Question

A man of mass $m$ is standing on a platform of mass $M$ kept on smooth ice. If the man starts moving on the platform with a speed $v$ relative to the platform, with what velocity relative to the ice does the platform recoil?
A) $\dfrac{{mv}}{{M + m}}$
B) $\dfrac{{Mv}}{{M + m}}$
C) $\dfrac{{mv}}{{M - m}}$
D) $\dfrac{{Mv}}{{M - m}}$

Answer 1

Hint: In order to find the solution of the given question, first of all we need to relate the relative velocity of the man with the platform. Then we need to relate that velocity with the linear momentum of the system. After solving the equation formed we can finally conclude with the correct solution of the given question.

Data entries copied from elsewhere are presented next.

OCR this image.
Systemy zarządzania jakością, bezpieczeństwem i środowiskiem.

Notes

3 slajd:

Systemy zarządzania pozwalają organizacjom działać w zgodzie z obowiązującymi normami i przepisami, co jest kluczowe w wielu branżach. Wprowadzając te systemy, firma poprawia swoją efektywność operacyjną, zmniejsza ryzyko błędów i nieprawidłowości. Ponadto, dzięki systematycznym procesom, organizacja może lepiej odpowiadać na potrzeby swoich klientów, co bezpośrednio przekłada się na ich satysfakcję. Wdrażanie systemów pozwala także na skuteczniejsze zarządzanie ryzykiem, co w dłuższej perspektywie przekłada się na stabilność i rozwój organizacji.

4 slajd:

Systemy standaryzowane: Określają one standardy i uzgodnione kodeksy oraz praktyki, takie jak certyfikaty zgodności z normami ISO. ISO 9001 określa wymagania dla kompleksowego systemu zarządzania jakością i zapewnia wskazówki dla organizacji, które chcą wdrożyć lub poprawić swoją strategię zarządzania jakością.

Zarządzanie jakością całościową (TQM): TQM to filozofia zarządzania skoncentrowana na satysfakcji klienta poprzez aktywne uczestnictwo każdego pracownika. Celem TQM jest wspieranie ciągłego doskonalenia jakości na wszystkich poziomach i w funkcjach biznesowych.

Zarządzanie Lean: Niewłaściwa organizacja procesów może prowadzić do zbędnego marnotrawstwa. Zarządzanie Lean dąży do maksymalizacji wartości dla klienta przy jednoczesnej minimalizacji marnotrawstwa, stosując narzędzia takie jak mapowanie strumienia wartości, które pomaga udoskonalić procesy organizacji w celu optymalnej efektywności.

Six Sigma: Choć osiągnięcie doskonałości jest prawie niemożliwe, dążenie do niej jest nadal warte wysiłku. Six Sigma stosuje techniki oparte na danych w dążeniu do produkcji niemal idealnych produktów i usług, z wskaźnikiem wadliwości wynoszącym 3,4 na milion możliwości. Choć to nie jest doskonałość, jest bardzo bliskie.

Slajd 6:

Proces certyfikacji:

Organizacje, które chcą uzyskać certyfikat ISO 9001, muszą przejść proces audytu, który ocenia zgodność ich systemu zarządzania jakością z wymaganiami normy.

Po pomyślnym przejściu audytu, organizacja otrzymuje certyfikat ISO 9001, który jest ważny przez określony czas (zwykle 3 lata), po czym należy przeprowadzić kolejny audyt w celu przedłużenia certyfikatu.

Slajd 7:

Complete step by step solution:
First of all let us find the velocity of man relative to the platform.
Let us assume that the man moves with a velocity of $u$ on the right side and the platform recoils with a velocity of $V$towards the left side relative to the smooth surface.
So, the velocity of the man relative to the platform can be written as, $u + V$
Now, the equation for the relative velocities can be written as,
$u + V = v$
Or, $u = v - V$………… (i)
We know that linear momentum of a system is constant.
And initially both the man and the platform were at rest.
Now, according to the conservation of momentum, we can write,
$\Rightarrow MV - mu = 0$
$ \Rightarrow MV = mu$
From equation (i), we can write the above equation as,
$ \Rightarrow MV = m(v - V)$
$ \Rightarrow Mv = mv - mV$
$ \Rightarrow Mv + mv = mV$
$ \Rightarrow v(M + m) = mV$
$\therefore v = \dfrac{{mV}}{{M + m}}$
Therefore, the required recoil velocity of the ice is $\dfrac{{mV}}{{M + m}}$.

Hence, option (A), i.e. $\dfrac{{mV}}{{M + m}}$ is the correct choice of the given question.

Note: According to the conservation of momentum, the momentum before collision is equal to the momentum after collision. We define momentum as the product of mass and the velocity of a body. When the bodies are moving in a straight path, the momentum is said to be linear momentum.